Io parlavo ai bambini della nostra città. Erano molto piccoli quando l’avevamo lasciata, e non ne avevano nessun ricordo. Io dicevo loro che là le case avevano molti piani, c’erano tante case e tante strade, e tanti bei negozi. «Ma anche qui c’è Girò», dicevano i bambini. La bottega di Girò era proprio davanti a casa nostra. Girò se ne stava sulla porta come un vecchio gufo, e i suoi occhi rotondi e indifferenti fissavano la strada. Vendeva un po’ di tutto: generi alimentari e candele, cartoline, scarpe e aranci. Quando arrivava la roba e Girò scaricava le casse, i ragazzi correvano a mangiare gli aranci marci che buttava via. A Natale arrivava anche il torrone, i liquori, le caramelle. Ma lui non cedeva un soldo sul prezzo. «Quanto sei cattivo, Girò», gli dicevan le donne. Rispondeva: «Chi è buono se lo mangiano i cani». A Natale tornavano gli uomini da Terni, da Sulmona, da Roma, stavano alcuni giorni e ripartivano, dopo aver scannato i maiali. Per alcuni giorni non si mangiava che sfrizzoli, salsicce pazze e non si faceva che bere: poi le grida dei nuovi maialetti riempivano la strada.

In febbraio l’aria si faceva umida e molle. Nuvole grige e cariche vagavano per il cielo. Ci fu un anno che durante lo sgelo si ruppero le grondaie. Allora cominciò a piovere in casa e le stanze erano dei veri pantani. Ma fu così per tutto il paese: non una sola casa restò asciutta. Le donne vuotavano i secchi dalle finestre e scopavano via l’acqua dalla porta. C’era chi andava a letto con l’ombrello aperto. Domenico Orecchia diceva che era il castigo di qualche peccato. Questo durò più d’una settimana: poi finalmente ogni traccia di neve scomparve dai tetti, e Aristide aggiustò le grondaie.

La fine dell’inverno svegliava in noi come un’irrequietudine. Forse qualcuno sarebbe venuto a trovarci: forse sarebbe finalmente accaduto qualcosa. Il nostro esilio doveva pur avere una fine. Le vie che ci dividevano dal mondo parevano più brevi: la posta arrivava più spesso. Tutti i nostri geloni guarivano lentamente.

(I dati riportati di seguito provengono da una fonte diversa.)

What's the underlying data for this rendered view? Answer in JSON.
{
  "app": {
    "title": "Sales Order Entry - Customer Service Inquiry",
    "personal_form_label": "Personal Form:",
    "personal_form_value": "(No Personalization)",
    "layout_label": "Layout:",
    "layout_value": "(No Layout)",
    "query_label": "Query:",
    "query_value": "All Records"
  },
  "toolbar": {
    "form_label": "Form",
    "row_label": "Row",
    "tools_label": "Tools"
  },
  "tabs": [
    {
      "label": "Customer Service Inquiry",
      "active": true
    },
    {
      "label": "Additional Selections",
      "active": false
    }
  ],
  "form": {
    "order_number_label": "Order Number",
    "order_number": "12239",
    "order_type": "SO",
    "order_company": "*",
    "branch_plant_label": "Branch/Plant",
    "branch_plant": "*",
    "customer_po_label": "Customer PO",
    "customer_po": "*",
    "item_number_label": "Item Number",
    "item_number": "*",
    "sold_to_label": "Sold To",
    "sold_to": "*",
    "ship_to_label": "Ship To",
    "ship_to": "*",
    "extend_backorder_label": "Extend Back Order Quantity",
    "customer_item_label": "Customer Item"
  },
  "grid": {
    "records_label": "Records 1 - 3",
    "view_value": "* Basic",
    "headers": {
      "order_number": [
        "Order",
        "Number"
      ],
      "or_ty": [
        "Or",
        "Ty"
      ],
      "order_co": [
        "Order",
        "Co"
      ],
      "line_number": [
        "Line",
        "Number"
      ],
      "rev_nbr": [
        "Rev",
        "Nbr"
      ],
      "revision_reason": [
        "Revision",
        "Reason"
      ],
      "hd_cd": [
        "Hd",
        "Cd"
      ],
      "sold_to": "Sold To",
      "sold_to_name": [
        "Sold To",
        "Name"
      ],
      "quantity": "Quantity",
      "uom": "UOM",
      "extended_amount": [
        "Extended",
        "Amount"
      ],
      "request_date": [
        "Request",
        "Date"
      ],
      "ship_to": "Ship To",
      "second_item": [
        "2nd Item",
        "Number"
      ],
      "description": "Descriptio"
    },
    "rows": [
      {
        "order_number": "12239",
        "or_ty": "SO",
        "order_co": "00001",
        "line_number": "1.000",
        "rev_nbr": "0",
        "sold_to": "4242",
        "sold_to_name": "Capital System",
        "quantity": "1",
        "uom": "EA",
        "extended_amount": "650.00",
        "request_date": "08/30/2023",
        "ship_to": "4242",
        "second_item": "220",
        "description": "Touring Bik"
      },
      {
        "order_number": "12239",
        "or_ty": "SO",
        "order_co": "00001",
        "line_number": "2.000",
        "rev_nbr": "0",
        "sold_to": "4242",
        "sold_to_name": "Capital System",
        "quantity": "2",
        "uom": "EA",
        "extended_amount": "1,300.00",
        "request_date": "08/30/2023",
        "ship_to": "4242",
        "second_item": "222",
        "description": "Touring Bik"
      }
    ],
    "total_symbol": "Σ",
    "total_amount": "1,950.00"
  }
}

C’è una certa monotona uniformità nei destini degli uomini. Le nostre esistenze si svolgono secondo leggi antiche ed immutabili, secondo una loro cadenza uniforme ed antica. I sogni non si avverano mai e non appena li vediamo spezzati, comprendiamo a un tratto che le gioie maggiori della nostra vita sono fuori della realtà. Non appena li vediamo spezzati, ci struggiamo di nostalgia per il tempo che fervevano in noi. La nostra sorte trascorre in questa vicenda di speranze e di nostalgie.

Mio marito morì a Roma nelle carceri di Regina Coeli, pochi mesi dopo che avevamo lasciato il paese. Davanti all’orrore della sua morte solitaria, davanti alle angosciose alternative che precedettero la sua morte, io mi chiedo se questo è accaduto a noi, a noi che compravamo gli aranci da Girò e andavamo a passeggio nella neve. Allora io avevo fede in un avvenire facile e lieto, ricco di desideri appagati, di esperienze e di comuni imprese. Ma era quello il tempo migliore della mia vita e solo adesso che m’è sfuggito per sempre, solo adesso lo so.